[-] femrap@lemmy.blahaj.zone 2 points 1 year ago* (last edited 1 year ago)

This was my point exactly. A VPN may just as well be used to spy on your traffic rather than secure it. And that's why I'd be upset, personally: because I don't trust brave or the company behind it.

But I think the main thing people are up in arms about is the fact that they didn't ask for it. :)

[-] femrap@lemmy.blahaj.zone 2 points 1 year ago

To answer your original question: yes I do think people are genuinely upset with this.

If you take your office installation example, you're installing a suite of applications. You're not just installing excel, you're installing the office suite so you're bound to get all the applications in the suite.

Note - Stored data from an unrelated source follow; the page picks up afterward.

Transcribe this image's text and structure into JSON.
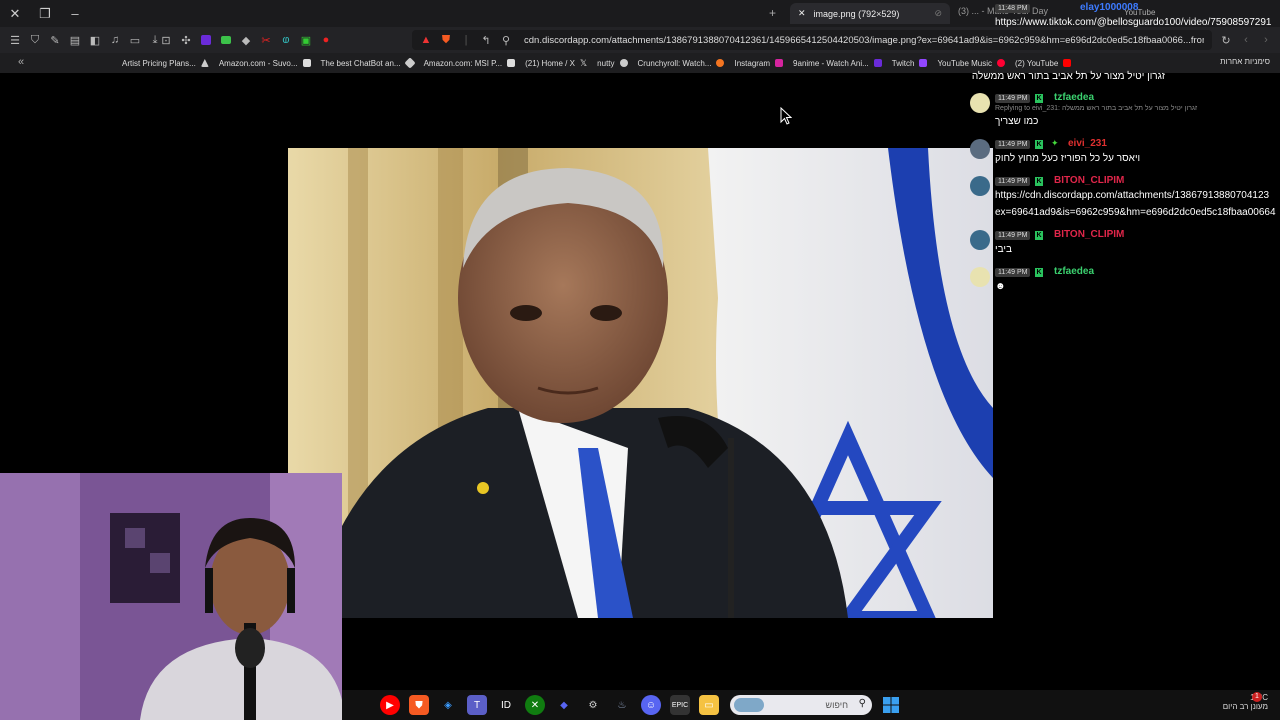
{
  "titlebar": {
    "active_tab_title": "image.png (792×529)",
    "ghost_tab_text": "(3) ... - Make Your Day",
    "tab_youtube": "YouTube"
  },
  "urlbar": {
    "url": "cdn.discordapp.com/attachments/1386791388070412361/1459665412504420503/image.png?ex=69641ad9&is=6962c959&hm=e696d2dc0ed5c18fbaa0066...from_webapp=1&sender_device=pc"
  },
  "bookmarks": {
    "items": [
      "Artist Pricing Plans...",
      "Amazon.com - Suvo...",
      "The best ChatBot an...",
      "Amazon.com: MSI P...",
      "(21) Home / X",
      "nutty",
      "Crunchyroll: Watch...",
      "Instagram",
      "9anime - Watch Ani...",
      "Twitch",
      "YouTube Music",
      "(2) YouTube"
    ],
    "other": "סימניות אחרות"
  },
  "overlay": {
    "time": "11:48 PM",
    "user": "elay1000008",
    "link": "https://www.tiktok.com/@bellosguardo100/video/75908597291"
  },
  "chat": {
    "top_text": "זגרון יטיל מצור על תל אביב בתור ראש ממשלה",
    "messages": [
      {
        "time": "11:49 PM",
        "user": "tzfaedea",
        "user_color": "#3bd16f",
        "reply": "Replying to eivi_231: זגרון יטיל מצור על תל אביב בתור ראש ממשלה",
        "text": "כמו שצריך"
      },
      {
        "time": "11:49 PM",
        "user": "eivi_231",
        "user_color": "#e03030",
        "reply": "",
        "text": "ויאסר על כל הפוריז כעל מחוץ לחוק"
      },
      {
        "time": "11:49 PM",
        "user": "BITON_CLIPIM",
        "user_color": "#e0264a",
        "reply": "",
        "text": "https://cdn.discordapp.com/attachments/13867913880704123",
        "text2": "ex=69641ad9&is=6962c959&hm=e696d2dc0ed5c18fbaa00664"
      },
      {
        "time": "11:49 PM",
        "user": "BITON_CLIPIM",
        "user_color": "#e0264a",
        "reply": "",
        "text": "ביבי"
      },
      {
        "time": "11:49 PM",
        "user": "tzfaedea",
        "user_color": "#3bd16f",
        "reply": "",
        "text": ""
      }
    ]
  },
  "taskbar": {
    "search_placeholder": "חיפוש",
    "temperature": "13°C",
    "weather": "מעונן רב היום",
    "notification_count": "1"
  }
}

Meanwhile, this would be like installing the office suite and getting a service installed along with it, that can monitor outgoing network traffic without them saying anything about it.

The main two reasons I'd be upset with this if I used brave was: They installed it without saying anything and It's something that's inherently a privacy and security risk. Even if brave themselves don't do anything malicious with it, doesn't mean that someone who's found a potential exploit in the VPN service won't.

Also just as an aside, I also absolutely despise "GeForce Experience" and there are ways to fetch the drivers as standalone packages without getting the telemetry spyware installed alongside them.